Vrolijkheid van hennep bij Dodoens
‘Kemp-zaad’ is moeilijk verteerbaar: maag en hoofd kunnen er niet zo goed tegen. Het bevordert dat het ‘kwaad vocht’ toeneemt. Toch zijn er mensen die het zaad roosteren en het -verwerkt in banket- eten. Deze soort gebak eet men aan het eind van de maaltijd om vrolijkheid op te wekken. Kemp is een ander woord voor kennep, hennep of Cannabis sativa. Dit kemp-relaas is ontleend aan Rembertus Dodonaeus, een bekende Nederlandse medicus en botanicus die leefde van omstreeks 1517 tot 1585. Het Natuurhistorisch Museum te Maastricht bezit een exemplaar van diens bekendste werk, het Cruydt-boeck, dat in 1608 in Leiden werd gedrukt door Françoys van Ravelingen of Raphelengius, de beheerder van het Leidse filiaal van de beroemde Antwerpse uitgever Christoffel Plantijn.

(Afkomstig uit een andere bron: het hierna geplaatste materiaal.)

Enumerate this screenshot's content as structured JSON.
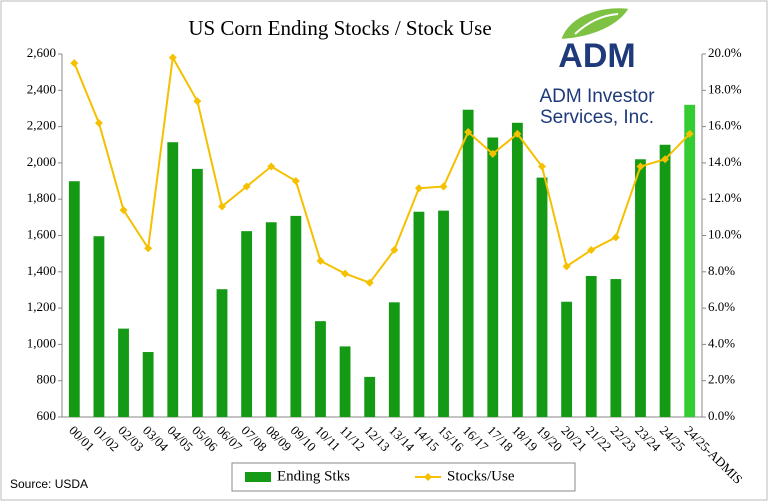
{
  "chart_data": {
    "type": "bar_line",
    "title": "US Corn Ending Stocks / Stock Use",
    "source": "Source: USDA",
    "logo": {
      "name": "ADM",
      "tagline": [
        "ADM Investor",
        "Services, Inc."
      ]
    },
    "categories": [
      "00/01",
      "01/02",
      "02/03",
      "03/04",
      "04/05",
      "05/06",
      "06/07",
      "07/08",
      "08/09",
      "09/10",
      "10/11",
      "11/12",
      "12/13",
      "13/14",
      "14/15",
      "15/16",
      "16/17",
      "17/18",
      "18/19",
      "19/20",
      "20/21",
      "21/22",
      "22/23",
      "23/24",
      "24/25",
      "24/25-ADMIS"
    ],
    "series": [
      {
        "name": "Ending Stks",
        "kind": "bar",
        "color": "#159a15",
        "colors": [
          "#159a15",
          "#159a15",
          "#159a15",
          "#159a15",
          "#159a15",
          "#159a15",
          "#159a15",
          "#159a15",
          "#159a15",
          "#159a15",
          "#159a15",
          "#159a15",
          "#159a15",
          "#159a15",
          "#159a15",
          "#159a15",
          "#159a15",
          "#159a15",
          "#159a15",
          "#159a15",
          "#159a15",
          "#159a15",
          "#159a15",
          "#159a15",
          "#159a15",
          "#33cc33"
        ],
        "values": [
          1899,
          1596,
          1087,
          958,
          2114,
          1967,
          1304,
          1624,
          1673,
          1708,
          1128,
          989,
          821,
          1232,
          1731,
          1737,
          2293,
          2140,
          2221,
          1919,
          1235,
          1377,
          1360,
          2020,
          2100,
          2320
        ]
      },
      {
        "name": "Stocks/Use",
        "kind": "line",
        "axis": "y2",
        "color": "#f5c000",
        "values": [
          19.5,
          16.2,
          11.4,
          9.3,
          19.8,
          17.4,
          11.6,
          12.7,
          13.8,
          13.0,
          8.6,
          7.9,
          7.4,
          9.2,
          12.6,
          12.7,
          15.7,
          14.5,
          15.6,
          13.8,
          8.3,
          9.2,
          9.9,
          13.8,
          14.2,
          15.6
        ]
      }
    ],
    "ylim": [
      600,
      2600
    ],
    "yticks": [
      {
        "value": 600,
        "label": "600"
      },
      {
        "value": 800,
        "label": "800"
      },
      {
        "value": 1000,
        "label": "1,000"
      },
      {
        "value": 1200,
        "label": "1,200"
      },
      {
        "value": 1400,
        "label": "1,400"
      },
      {
        "value": 1600,
        "label": "1,600"
      },
      {
        "value": 1800,
        "label": "1,800"
      },
      {
        "value": 2000,
        "label": "2,000"
      },
      {
        "value": 2200,
        "label": "2,200"
      },
      {
        "value": 2400,
        "label": "2,400"
      },
      {
        "value": 2600,
        "label": "2,600"
      }
    ],
    "y2lim": [
      0,
      20
    ],
    "y2ticks": [
      {
        "value": 0,
        "label": "0.0%"
      },
      {
        "value": 2,
        "label": "2.0%"
      },
      {
        "value": 4,
        "label": "4.0%"
      },
      {
        "value": 6,
        "label": "6.0%"
      },
      {
        "value": 8,
        "label": "8.0%"
      },
      {
        "value": 10,
        "label": "10.0%"
      },
      {
        "value": 12,
        "label": "12.0%"
      },
      {
        "value": 14,
        "label": "14.0%"
      },
      {
        "value": 16,
        "label": "16.0%"
      },
      {
        "value": 18,
        "label": "18.0%"
      },
      {
        "value": 20,
        "label": "20.0%"
      }
    ],
    "grid": false,
    "legend": "bottom"
  }
}
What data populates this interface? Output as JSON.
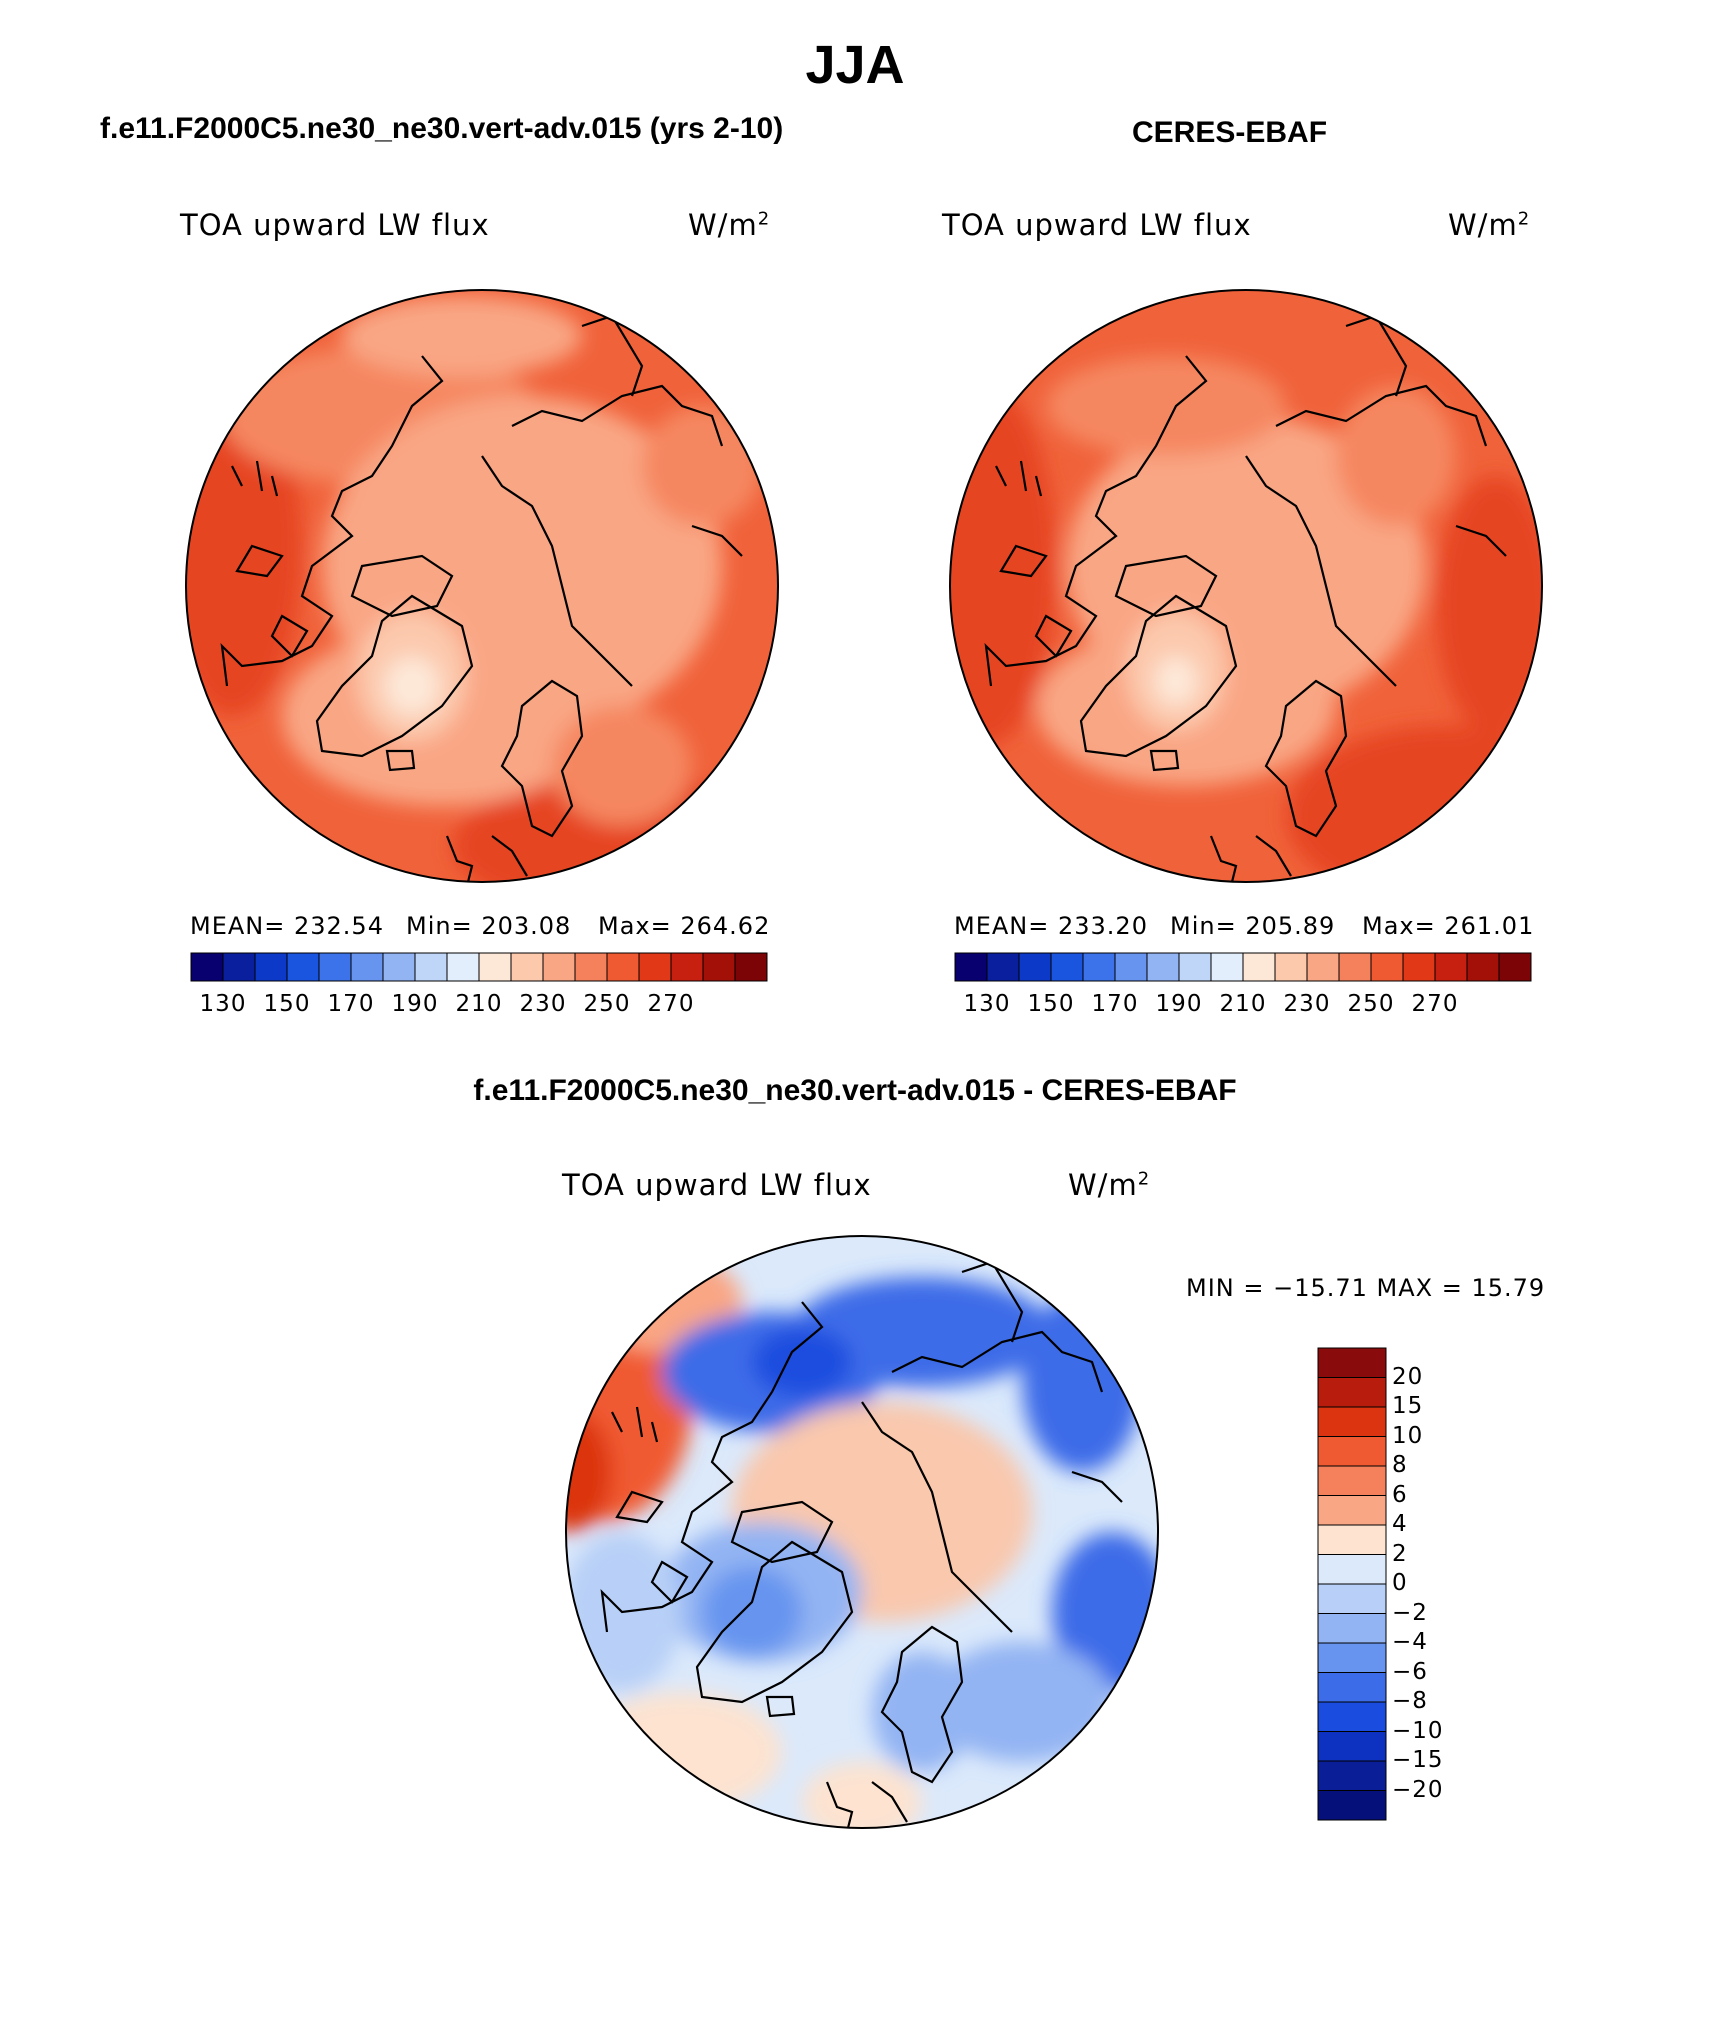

Rembert Doedeszoon Joenckema, ook genoemd Doedens of Dodoens, werd in Mechelen geboren als zoon van een lid van de vroedschap of stedelijke raad die de voornaam Dionisius, Dodo of Doede droeg. Rembert studeerde medicijnen in Leuven en werd vervolgens stadsarts in zijn geboorteplaats. Van 1574 tot 1579 was hij de lijfarts van de Duitse keizer Maximiliaan II en van diens zoon, keizer Rudolf II. Vanaf 1582 tot aan het eind van zijn leven was hij hoogleraar in de botanie en de medische wetenschappen in Leiden.
Vanouds hebben mensen bij ziekte hun toevlucht genomen tot kruiden en er ook baat bij gevonden. Sinds de Chinese keizer Cheng Nung (2700 v.Chr.) en Aristoteles' leermeester Theophrastus (ca 350 v.Chr.) zijn er vele kruiden-handschriften en -boeken verschenen. In 1583 was van Dodoens al een Latijnse versie van zijn Cruydt-boeck verschenen, waar bekende geleerden als Clusius en Lobelius aan meewerkten.
Dodoens schreef zijn ongeveer 1600 pagina's dikke Cruydt-boeck, dat met mooie houtsneden is geïllustreerd, speciaal voor artsen, omdat hij het jammer vond dat het verzamelen van heilzame kruiden door ‘Apothekers oft sommighen anderen ongheleerden’ geschiedde en door de medici werd verwaarloosd. Toch schrijft hij in de ‘Neerduytsche tale’ zodat ook leken er iets van kunnen opsteken.
Hij verwierp de zogenaamde signatuur-leer die in de kruidengeneeskunst een grote rol speelde. Elke plant zou van God een teken hebben meegekregen dat verwees naar het juiste gebruik: een plant met vruchten die op een slangenkop leken, zou tegen slangenbeten helpen, rode bessen hielpen het best bloedingen te stelpen, enzovoorts. Bij Dodoens gaven meer de praktische resultaten de doorslag, al werkte de oude tekenenleer door in latere aanvullingen op zijn werk.